Sunday, December 21, 2008

Money, Power, and Giving

(A short talk delivered before the congregation of St. James Episcopal Church December 21st.)

I'm supposed to talk to you about money, but first, I'm going to impart what I've learned from my students about power.

Some of you may never have seen me out of this red robe, and you may not know that I have a day job. I've taught every grade from pre - K to graduate school, but I've specialized in the middle grades, because the kids are so much fun, and they need so much. They feel that they have potential that no one else recognizes. That's the appeal to children of characters like Clark Kent and Harry Potter -- ordinary kids who get no respect, who have secret powers. It's nothing new. Long before them, there was that carpenter's boy who turned water to wine and fed 5000 with a hunk of bread.

In adolescence, I too fantasized about secret powers. I admit that, even now, I get a thrill to read in Scripture that, as a member of the Church, I am part of Christ's body on earth, with his powers to heal and transform.

That's where money comes in. In our society, power is often expressed through money. Kids never feel more powerful than when they have some money to spend. I've taken middle schoolers to museums, to DC, even to London -- but they don't get excited until we go to the gift shop. There, even if they decide to buy nothing; they feel their power to choose whether or not to part with their cash. The more dollars are at stake, the more engaged they are.
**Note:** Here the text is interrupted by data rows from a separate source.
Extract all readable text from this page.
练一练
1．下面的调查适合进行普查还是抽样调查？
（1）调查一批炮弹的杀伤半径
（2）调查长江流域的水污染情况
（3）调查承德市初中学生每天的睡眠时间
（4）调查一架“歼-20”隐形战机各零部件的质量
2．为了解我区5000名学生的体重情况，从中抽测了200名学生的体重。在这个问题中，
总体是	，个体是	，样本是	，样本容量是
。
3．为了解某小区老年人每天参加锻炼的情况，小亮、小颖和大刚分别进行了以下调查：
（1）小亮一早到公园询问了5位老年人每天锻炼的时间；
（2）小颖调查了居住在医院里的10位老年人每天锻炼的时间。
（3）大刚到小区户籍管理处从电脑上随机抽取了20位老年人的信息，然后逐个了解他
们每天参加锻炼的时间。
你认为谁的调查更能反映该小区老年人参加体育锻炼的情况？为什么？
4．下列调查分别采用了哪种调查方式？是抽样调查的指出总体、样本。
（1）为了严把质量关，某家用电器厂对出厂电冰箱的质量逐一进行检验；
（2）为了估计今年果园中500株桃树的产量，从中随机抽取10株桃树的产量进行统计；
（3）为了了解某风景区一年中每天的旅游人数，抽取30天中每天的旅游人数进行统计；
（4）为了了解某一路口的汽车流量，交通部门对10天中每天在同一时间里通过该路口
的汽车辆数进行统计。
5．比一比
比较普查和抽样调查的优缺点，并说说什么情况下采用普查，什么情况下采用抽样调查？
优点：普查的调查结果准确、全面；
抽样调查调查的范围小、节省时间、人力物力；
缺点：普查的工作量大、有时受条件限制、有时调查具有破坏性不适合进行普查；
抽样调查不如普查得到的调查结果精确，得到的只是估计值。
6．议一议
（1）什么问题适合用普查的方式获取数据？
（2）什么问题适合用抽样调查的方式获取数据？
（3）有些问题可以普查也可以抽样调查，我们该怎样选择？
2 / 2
This is good news for parents and grandparents: skip the expensive vacation, and just take your kids to the mall.

For adults, too, money has power far beyond what it buys. Several times in my ten years here, someone standing where I stand now, has said what I'm saying, that the church had an urgent need. Whenever I responded by adding more to my pledge, I grew that much more involved with the church, and St. James meant more to me.

So now I feel something like personal pride when I read our parish report. I see that we are indeed the body of Christ on earth: We worship, pray, teach, care for the needy. Every page, there are names of lay leaders eager to involve us in Christ's work. At the back, there's a table that summarizes last year's budget. It shows how, just as Jesus fed 5000, we're meeting needs of people way out of proportion to the bread we have to work with.

For example, there's a line in the budget for "Youth Ministries." All year long, we have volunteers who help our younger members to experience Christ alive in their world. The thoughtful and imaginative programs are designed by two directors who have worked years, full time, for part time pay. That's how a little goes a long way at St. James.

There are lines for "Property" and "Music." Suppose we maintain the same budget we had last year. Our Sexton has kept within his budget, at the cost of putting off repairs that still have to be made, someday. Last year's budget forced our music director to choose between cutting his own pay, or cutting back on part time musicians for special occasions, and routine maintenance for the organ. He took the pay cut.

So far this season, we have many who are pledging for the first time, and many who have increased their pledges, and these encourage us. Then again, some of last year's donors have moved away, several have cut back, and several dozen have not pledged yet. We're on track to reach only the same bottom line we had last year.

Another example from the budget: there's a line here for "Clergy." Preparing this little talk gives me new appreciation for our rector. It took three weeks for me to draft this message, and I was still up early this morning working on it. She prepares messages longer than this for five or six occasions in a typical week, in her spare time between regular eucharists, unscheduled services, committees, business meetings, and counseling sessions. I know from personal experience how she visits shut ins. Our other clergy, full and part time, also take part in all of this work. Yet the amount on the line for "Clergy" hasn't increased for years, and when Joseph moved on in July the duties increased, while the amount on that line decreased.

So we see that money is not what motivates the work of St. James. This report and this church are filled with people who take seriously Paul's charge to be the body of Christ in the world. But, if money has power beyond what it buys, I imagine that holding back money also has a negative effect that ripples from the donor throughout the church.

So please, let us look upon pledging as more than an obligation, a user fee, or a charity. It's power: The more we pledge to St. James above what's expected, the more we empower our church to make a difference in our world, and in our own lives.